また、都市と遠隔地での医療格差を解消することや、地域全体の医療サービス向上などのメリットもあります。

 

・農業でのICT活用

日本では、農業従事者の8割が60歳以上と、他業種以上に高齢化が進んでいます。しかし、地域経済にとって農業は重要な基幹産業のひとつです。

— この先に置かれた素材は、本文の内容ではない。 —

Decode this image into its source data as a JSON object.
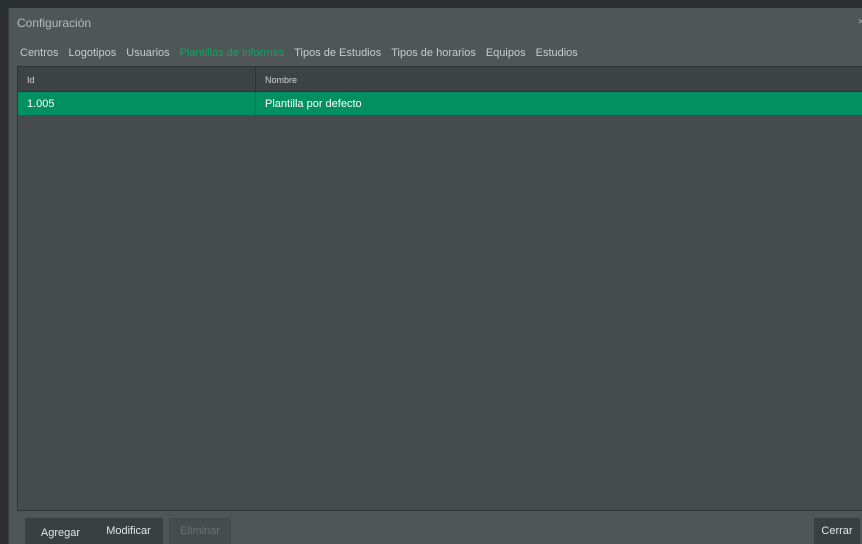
{
  "window": {
    "title": "Configuración",
    "close_glyph": "×"
  },
  "tabs": [
    {
      "label": "Centros"
    },
    {
      "label": "Logotipos"
    },
    {
      "label": "Usuarios"
    },
    {
      "label": "Plantillas de informes",
      "active": true
    },
    {
      "label": "Tipos de Estudios"
    },
    {
      "label": "Tipos de horarios"
    },
    {
      "label": "Equipos"
    },
    {
      "label": "Estudios"
    }
  ],
  "table": {
    "columns": [
      "Id",
      "Nombre"
    ],
    "rows": [
      {
        "id": "1.005",
        "nombre": "Plantilla por defecto",
        "selected": true
      }
    ]
  },
  "buttons": {
    "agregar": "Agregar",
    "modificar": "Modificar",
    "eliminar": "Eliminar",
    "cerrar": "Cerrar"
  },
  "colors": {
    "accent": "#029060",
    "active_tab": "#14a064",
    "background": "#505657"
  },
  "icons": {
    "close": "close-icon"
  }
}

個人経営が減り法人化が進んだことで、IoTをはじめとするICTの活用への期待が高まっています。作業管理を自動化し、耕作地の状況をAIで解析するためにも、5Gの高速・大容量通信は大いに役立ちそうです。

 

 

■「ローカル5G」のルール化も進行中

 

総務省では、2020年に5Gの商用サービスが開始されることに向けて、2017年度から3年間、「5G総合実証試験」に取り組んでいます。

 

中でも、地域での利活用促進に向けて動き出しているのが「ローカル5G」のルール化です。「ローカル5G」とは、地域・産業の個別ニーズに応じ、地域の企業や自治体などが柔軟に構築できる5Gシステムのことを意味します。

 

他の地域の通信障害などの影響を受けにくく、エリア展開されていない地域でもシステムの構築・導入が可能など、かなり大きなメリットがある点が特徴です。

 

例えば、事業主が工場に導入し「スマートファクトリ」を作る、自治体が導入し「河川等の監視」に使うなど、活用の幅が広いためルール化・実用化が待たれます。